Oleh : Ami Ammara
Menteri Luar Negeri RI Retno Marsudi menegaskan perlunya upaya pemberantasan tindak pidana perdagangan orang (TPPO), ketika ia memimpin pertemuan Bali Process di Adelaide, Australia, pada Jum'at (10/2).
Terdapat dua pertemuan di bawah mekanisme kerja sama Bali Process yang dipimpin Menlu Retno bersama Menlu Australia Penny Wong, yaitu ministerial plenary serta Government and Business Forum (GABF).
“Di dalam plenary saya sampaikan bahwa isu tindak pidana perdagangan orang semakin kompleks dengan meningkatnya jumlah irregular migrant,” kata Retno ketika menyampaikan pemaparan media melalui akun YouTube resmi Kementerian Luar Negeri Indonesia.
Dia mengacu pada data Komisioner Tinggi Perserikatan Bangsa-Bangsa untuk Pengungsi (UNHCR), yang memperkirakan 10,9 juta orang di Asia Pasifik terancam terusir tahun ini akibat berbagai faktor, mulai dari konflik, perubahan iklim, hingga kesulitan ekonomi.
“Pelaku kejahatan tindak pidana perdagangan orang juga semakin canggih, menggunakan teknologi untuk melakukan aksi mereka sehingga semakin sulit untuk diidentifikasi. Para korban, khususnya perempuan, semakin rentan mengalami kekerasan,” tutur dia.
Ada begitu banyak faktor mengapa kejahatan human trafficking ini sulit untuk diselesaikan. Semua faktor ini saling berkaitan satu dengan yang lainnya. Di antara faktor-faktor tersebut adalah:
Pertama, kemiskinan. Dalam kasus human trafficing yang ada di Jawa Barat misalnya, rata-rata mereka yang menjadi korban adalah perempuan yang usianya masih tergolong sangat muda. Mereka terpaksa harus mencari pekerjaan, karena kondisi ekonomi yang sulit.
Kedua, tidak ada perlindungan dan jaminan nafkah bagi perempuan. Mereka yang seharusnya dilindungi dan dicukupi kebutuhan hidupnya, justru malah menjadi objek eksploitasi dan terjerembab dalam lembah prostitusi.
Ketiga, sanksi hukum bagi pelaku yang tidak menimbulkan efek jera.
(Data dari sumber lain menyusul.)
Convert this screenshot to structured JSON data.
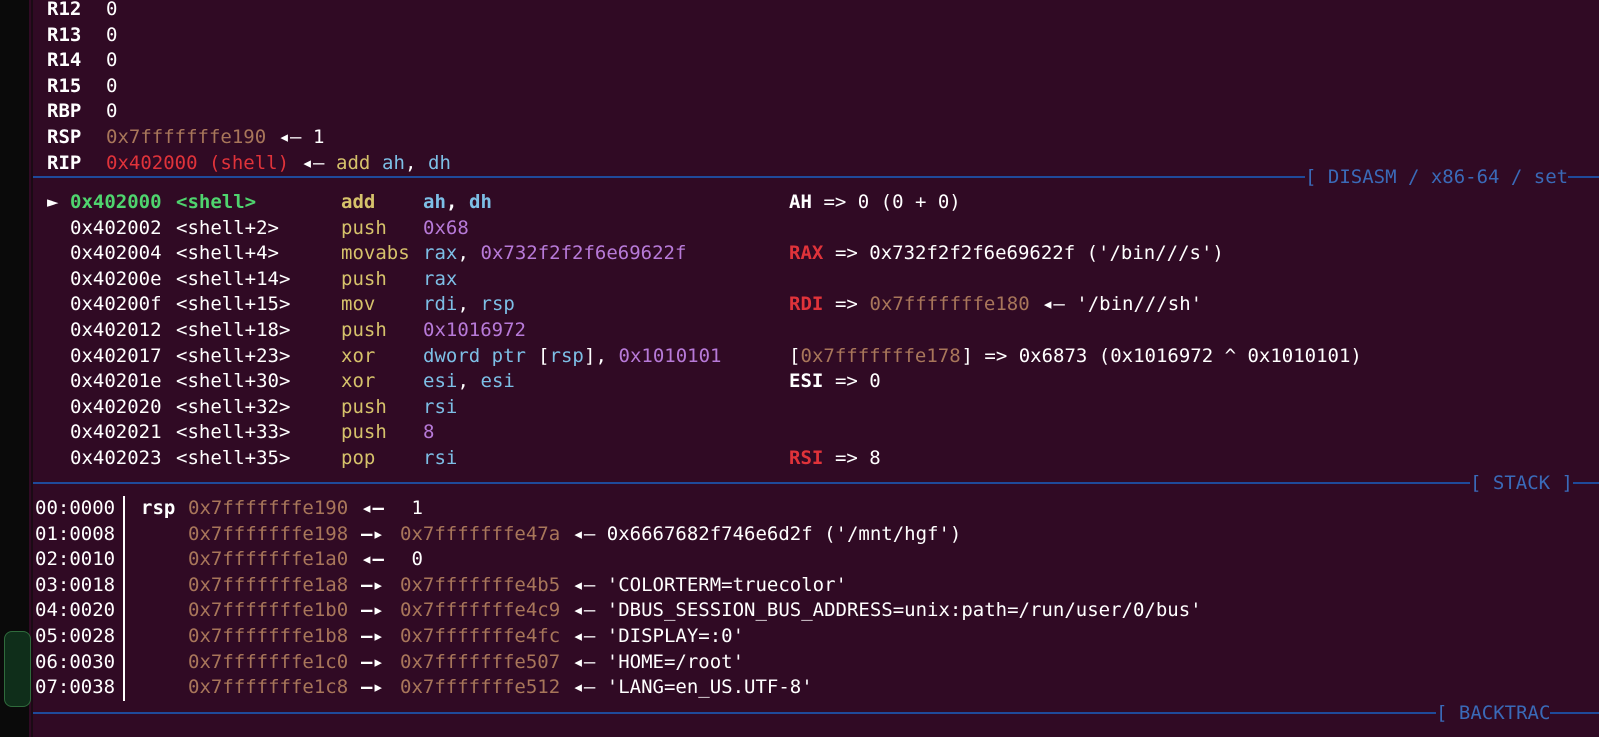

Sistem sanksi yang diberikan pada pelaku kejahatan terdapat dalam pasal 2 UU 21/2007 bahwa pelaku Tindak Pidana Perdagangan Orang (“TPPO”) dipidana dengan pidana penjara paling singkat 3 tahun dan paling lama 15 tahun dan pidana denda paling sedikit Rp 120 juta dan paling banyak Rp 600 ratus juta. (hukumonline .com 02/01/19)
Lebih mirisnya lagi, masih banyak pelaku human trafficking yang belum tersentuh hukum. Ini sebagaimana yang dikatakan Ketua Dewan Pembina Pelayanan Advokasi untuk Keadilan dan Perdamaian (Padma) Indonesia, Gabriel Goa, “yang ditangkap umumnya hanya sopir, sedangkan pimpinan perusahaan perdagangan manusia sulit tersentuh hukum…” (beritasatu. com, 21/08/21).
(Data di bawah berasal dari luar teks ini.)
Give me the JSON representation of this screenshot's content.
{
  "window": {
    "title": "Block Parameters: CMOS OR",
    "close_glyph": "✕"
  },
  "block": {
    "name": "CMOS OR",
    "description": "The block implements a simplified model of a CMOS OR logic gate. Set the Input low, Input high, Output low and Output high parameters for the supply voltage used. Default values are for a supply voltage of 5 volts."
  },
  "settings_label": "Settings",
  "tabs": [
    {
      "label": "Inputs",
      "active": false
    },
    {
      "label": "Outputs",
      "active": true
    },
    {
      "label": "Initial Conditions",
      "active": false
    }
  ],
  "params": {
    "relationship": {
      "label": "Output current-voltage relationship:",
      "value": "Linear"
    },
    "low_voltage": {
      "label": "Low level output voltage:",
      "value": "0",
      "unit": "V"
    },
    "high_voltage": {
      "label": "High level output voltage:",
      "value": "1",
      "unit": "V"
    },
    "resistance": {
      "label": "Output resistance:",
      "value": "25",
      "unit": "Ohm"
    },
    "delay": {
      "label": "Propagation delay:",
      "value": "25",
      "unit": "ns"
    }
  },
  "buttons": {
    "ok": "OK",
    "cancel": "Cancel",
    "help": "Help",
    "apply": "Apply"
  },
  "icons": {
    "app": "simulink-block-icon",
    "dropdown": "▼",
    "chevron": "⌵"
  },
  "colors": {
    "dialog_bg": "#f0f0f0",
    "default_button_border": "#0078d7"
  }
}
Jika didalami lagi, ternyata semua faktor tadi muncul akibat adanya suatu tata kelola yang keliru; kemiskinan, tidak adanya jaminan hak nafkah dan masih banyaknya pelaku yang belum tersentuh hukum, disebabkan oleh begitu kuatnya tatanan kapitalisme dalam mengatur kehidupan. Sebuah paham yang menyebabkan kekayaan hanya menumpuk di segelintir orang saja.
Termasuk jaminan nafkah untuk perempuan pun seolah menjadi hal yang sulit diraih. Bahkan dalam sistem ini, perempuan dituntut untuk berdikari, alias berdiri di kaki sendiri. Kalau ingin sejahtera, maka mereka wajib bekerja.
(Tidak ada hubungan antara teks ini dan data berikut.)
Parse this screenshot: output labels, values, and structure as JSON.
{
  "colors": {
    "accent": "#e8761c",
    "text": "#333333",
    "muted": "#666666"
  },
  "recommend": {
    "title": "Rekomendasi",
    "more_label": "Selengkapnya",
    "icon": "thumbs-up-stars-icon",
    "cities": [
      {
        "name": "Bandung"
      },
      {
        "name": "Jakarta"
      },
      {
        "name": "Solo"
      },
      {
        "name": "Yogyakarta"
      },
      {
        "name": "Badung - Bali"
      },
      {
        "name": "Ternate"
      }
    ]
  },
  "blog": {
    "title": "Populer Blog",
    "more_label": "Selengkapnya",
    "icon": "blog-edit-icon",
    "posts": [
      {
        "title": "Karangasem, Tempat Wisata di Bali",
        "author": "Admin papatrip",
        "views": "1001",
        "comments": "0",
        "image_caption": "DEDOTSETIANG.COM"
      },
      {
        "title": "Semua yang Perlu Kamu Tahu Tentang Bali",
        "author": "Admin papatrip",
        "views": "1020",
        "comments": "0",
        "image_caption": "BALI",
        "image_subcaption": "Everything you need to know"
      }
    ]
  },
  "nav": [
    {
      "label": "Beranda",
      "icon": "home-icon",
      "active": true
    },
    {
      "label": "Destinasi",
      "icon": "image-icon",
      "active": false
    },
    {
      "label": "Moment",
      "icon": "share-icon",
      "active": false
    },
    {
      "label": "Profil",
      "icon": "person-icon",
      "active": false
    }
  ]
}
Yang lebih parahnya lagi, dalam pandangan kapitalisme, segala sesuatu selalu diukur dari materi. Trafficking dengan korban perempuan untuk eksploitasi seksual tidak bisa lepas dari persepsi bahwa perempuan adalah komoditas yang dapat dipertukarkan dan diperjualbelikan.
Berbagai upaya telah dilakukan untuk mengatasi kejagatan TPPO ini. Misalnya saja, Indonesia telah meratifikasi Convention on the Elimination of All Form of Discrimination Against Women, CEDAW (Konvensi P enghapusan Segala Bentuk Diskriminasi terhadap Perempuan) tahun 1979 dengan Undang-Undang No. 7 Tahun 1984 tentang Pengesahan CEDAW.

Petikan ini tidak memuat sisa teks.